Jusqu’à Jean XXII,  les chrétiens  sont hantés par l’une des plus célèbres paroles du Christ :  « Il est plus facile à un chameau de passer par le trou d’une aiguille qu’à un riche d’entrer dans le royaume de Dieu » (Matthieu, 19-24). Encore aux ive et ve siècles, les Pères de l’Église estimaient que l’appropriation privée est une usurpation et vient détruire un état originaire qui ignorait le tien et le mien. Cette propriété privée, enseignaient-ils, ne sépare pas seulement les hommes entre eux, elle les sépare également de Dieu en faisant disparaître cet état premier où rien n’était à personne parce que tout était à Dieu. À la rigueur, comme dans le judaïsme ancien et dans l’islam, pouvait-on concevoir un droit de propriété limité à l’usus, et, qui plus est, soumis aux nécessités de l'État ou du bien commun. Mais certainement pas ce droit de propriété absolu, que Jean XXII allait avaliser.

Ainsi, jusqu'à l’avènement de ce pape vraiment révolutionnaire, les chrétiens montraient ou, du  moins devaient montrer, une profonde répugnance  pour le monde de l’argent : « Nul ne peut servir deux maîtres, dit encore Jésus  : ou bien il haïra l’un et aimera l’autre, ou bien il s’attachera à l’un et méprisera l’autre. Vous ne pouvez servir Dieu et l’Argent. »(Matthieu 6,24).

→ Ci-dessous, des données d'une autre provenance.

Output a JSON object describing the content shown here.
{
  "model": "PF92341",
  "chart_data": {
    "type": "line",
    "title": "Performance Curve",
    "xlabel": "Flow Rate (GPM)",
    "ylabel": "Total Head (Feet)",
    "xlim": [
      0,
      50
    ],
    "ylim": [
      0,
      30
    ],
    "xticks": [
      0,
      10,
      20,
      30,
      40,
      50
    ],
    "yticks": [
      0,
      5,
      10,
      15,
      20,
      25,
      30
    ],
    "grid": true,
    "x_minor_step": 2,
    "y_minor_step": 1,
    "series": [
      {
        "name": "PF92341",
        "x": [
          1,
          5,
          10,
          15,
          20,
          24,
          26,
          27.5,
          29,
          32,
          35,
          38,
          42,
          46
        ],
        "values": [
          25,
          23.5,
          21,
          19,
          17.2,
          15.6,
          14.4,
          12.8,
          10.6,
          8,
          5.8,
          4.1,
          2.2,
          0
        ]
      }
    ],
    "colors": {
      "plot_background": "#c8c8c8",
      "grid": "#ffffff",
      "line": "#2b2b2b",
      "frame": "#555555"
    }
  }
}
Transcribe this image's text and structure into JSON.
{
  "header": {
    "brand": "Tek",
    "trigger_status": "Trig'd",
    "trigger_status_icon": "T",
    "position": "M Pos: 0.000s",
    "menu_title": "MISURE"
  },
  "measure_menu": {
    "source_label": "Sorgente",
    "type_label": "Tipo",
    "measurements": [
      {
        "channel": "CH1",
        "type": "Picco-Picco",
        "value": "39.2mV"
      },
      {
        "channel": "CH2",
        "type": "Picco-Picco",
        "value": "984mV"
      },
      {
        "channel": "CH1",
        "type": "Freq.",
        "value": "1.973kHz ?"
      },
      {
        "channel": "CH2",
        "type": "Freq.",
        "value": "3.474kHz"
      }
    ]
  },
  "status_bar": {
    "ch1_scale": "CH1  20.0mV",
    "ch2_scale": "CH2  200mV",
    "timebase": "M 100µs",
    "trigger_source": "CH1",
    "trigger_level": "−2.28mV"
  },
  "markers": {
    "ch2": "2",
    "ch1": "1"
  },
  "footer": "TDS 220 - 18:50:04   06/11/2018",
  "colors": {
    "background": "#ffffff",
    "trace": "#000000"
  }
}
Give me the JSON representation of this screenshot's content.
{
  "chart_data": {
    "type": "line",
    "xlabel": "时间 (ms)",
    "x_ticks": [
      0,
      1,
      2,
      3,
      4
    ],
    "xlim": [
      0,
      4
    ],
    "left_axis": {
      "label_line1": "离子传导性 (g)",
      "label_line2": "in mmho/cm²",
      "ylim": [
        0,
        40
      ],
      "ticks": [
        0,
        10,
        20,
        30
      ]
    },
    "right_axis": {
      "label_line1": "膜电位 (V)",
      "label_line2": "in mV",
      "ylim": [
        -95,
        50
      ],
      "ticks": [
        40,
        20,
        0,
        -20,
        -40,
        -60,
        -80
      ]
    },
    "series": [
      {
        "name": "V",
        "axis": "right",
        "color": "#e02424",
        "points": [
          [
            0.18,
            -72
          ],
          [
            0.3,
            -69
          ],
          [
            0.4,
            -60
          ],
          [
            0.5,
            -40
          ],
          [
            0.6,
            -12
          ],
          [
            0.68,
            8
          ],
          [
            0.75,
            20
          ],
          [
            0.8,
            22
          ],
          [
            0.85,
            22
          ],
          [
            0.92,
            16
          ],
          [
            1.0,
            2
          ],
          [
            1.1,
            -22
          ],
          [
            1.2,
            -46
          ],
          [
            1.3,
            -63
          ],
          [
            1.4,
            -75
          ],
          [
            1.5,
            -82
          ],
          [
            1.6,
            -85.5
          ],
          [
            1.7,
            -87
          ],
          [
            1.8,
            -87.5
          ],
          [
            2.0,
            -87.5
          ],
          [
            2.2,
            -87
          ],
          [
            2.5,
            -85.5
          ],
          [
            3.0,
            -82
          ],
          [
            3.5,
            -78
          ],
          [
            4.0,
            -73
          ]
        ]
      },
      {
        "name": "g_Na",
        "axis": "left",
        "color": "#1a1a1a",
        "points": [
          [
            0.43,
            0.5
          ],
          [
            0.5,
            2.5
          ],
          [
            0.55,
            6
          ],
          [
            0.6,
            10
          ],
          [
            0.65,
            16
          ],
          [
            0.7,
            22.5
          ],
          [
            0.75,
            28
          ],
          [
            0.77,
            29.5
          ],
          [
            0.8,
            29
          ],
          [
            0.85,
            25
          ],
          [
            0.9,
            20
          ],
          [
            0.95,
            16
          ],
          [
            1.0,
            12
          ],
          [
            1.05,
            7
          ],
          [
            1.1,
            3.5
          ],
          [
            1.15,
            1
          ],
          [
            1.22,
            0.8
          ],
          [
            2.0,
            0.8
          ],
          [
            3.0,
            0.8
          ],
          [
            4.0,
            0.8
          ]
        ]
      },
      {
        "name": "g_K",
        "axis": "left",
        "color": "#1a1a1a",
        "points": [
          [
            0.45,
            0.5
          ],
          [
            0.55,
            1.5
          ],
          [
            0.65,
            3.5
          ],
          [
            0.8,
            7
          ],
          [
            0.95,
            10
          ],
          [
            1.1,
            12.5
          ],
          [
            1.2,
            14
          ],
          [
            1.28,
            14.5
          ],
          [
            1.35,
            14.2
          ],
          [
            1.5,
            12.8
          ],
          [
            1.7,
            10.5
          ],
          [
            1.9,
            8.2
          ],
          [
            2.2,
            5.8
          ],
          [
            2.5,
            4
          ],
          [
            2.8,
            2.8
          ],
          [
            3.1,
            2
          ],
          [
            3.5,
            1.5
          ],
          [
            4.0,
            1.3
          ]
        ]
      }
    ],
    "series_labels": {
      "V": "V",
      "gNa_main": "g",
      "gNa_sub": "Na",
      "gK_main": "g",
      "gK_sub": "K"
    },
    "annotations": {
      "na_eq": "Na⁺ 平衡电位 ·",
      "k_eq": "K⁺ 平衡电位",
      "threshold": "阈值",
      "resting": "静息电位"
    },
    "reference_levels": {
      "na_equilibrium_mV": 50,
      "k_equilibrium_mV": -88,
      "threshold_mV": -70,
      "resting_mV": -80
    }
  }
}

Ce n’est donc pas à Jésus que Jean XXII remonte pour fonder la nouvelle doctrine économique de l’Eglise, mais à Dieu le Père, créateur de l’univers. Puisqu’il n’est pas douteux que Dieu soit le dominus, le propriétaire de l’univers, il n’est pas non plus douteux que la propriété des choses ait été introduite par la volonté divine. Nous sommes tous les descendants d’Adam, ce premier homme intronisé par Dieu comme son ministre sur la terre,  donc pouvant exercer un droit de propriété sur l’ensemble de l’univers. La propriété humaine sur les choses n’a donc pas été introduite par le droit humain, mais par le droit divin, ainsi que l’affirme la Bible, selon Jean XXII et les théologiens qui l’inspirent. Le droit de propriété des hommes sur les choses est donc d’origine divine. D’où son caractère absolu — justement ce type de droit dont a besoin le pur capitalisme.

Ni le judaïsme ni  l’islam ne sont parvenus à cet absolu qui sert si bien le capitalisme. Bien sûr les chrétiens n’oublient pas les pauvres, mais pour qu’un don soit authentique, ne faut-il pas être pleinement propriétaire de ce que l’on donne ?

 

[1] Auteur des Nouvelles leçons d’économie contemporaine, Gallimard 2018.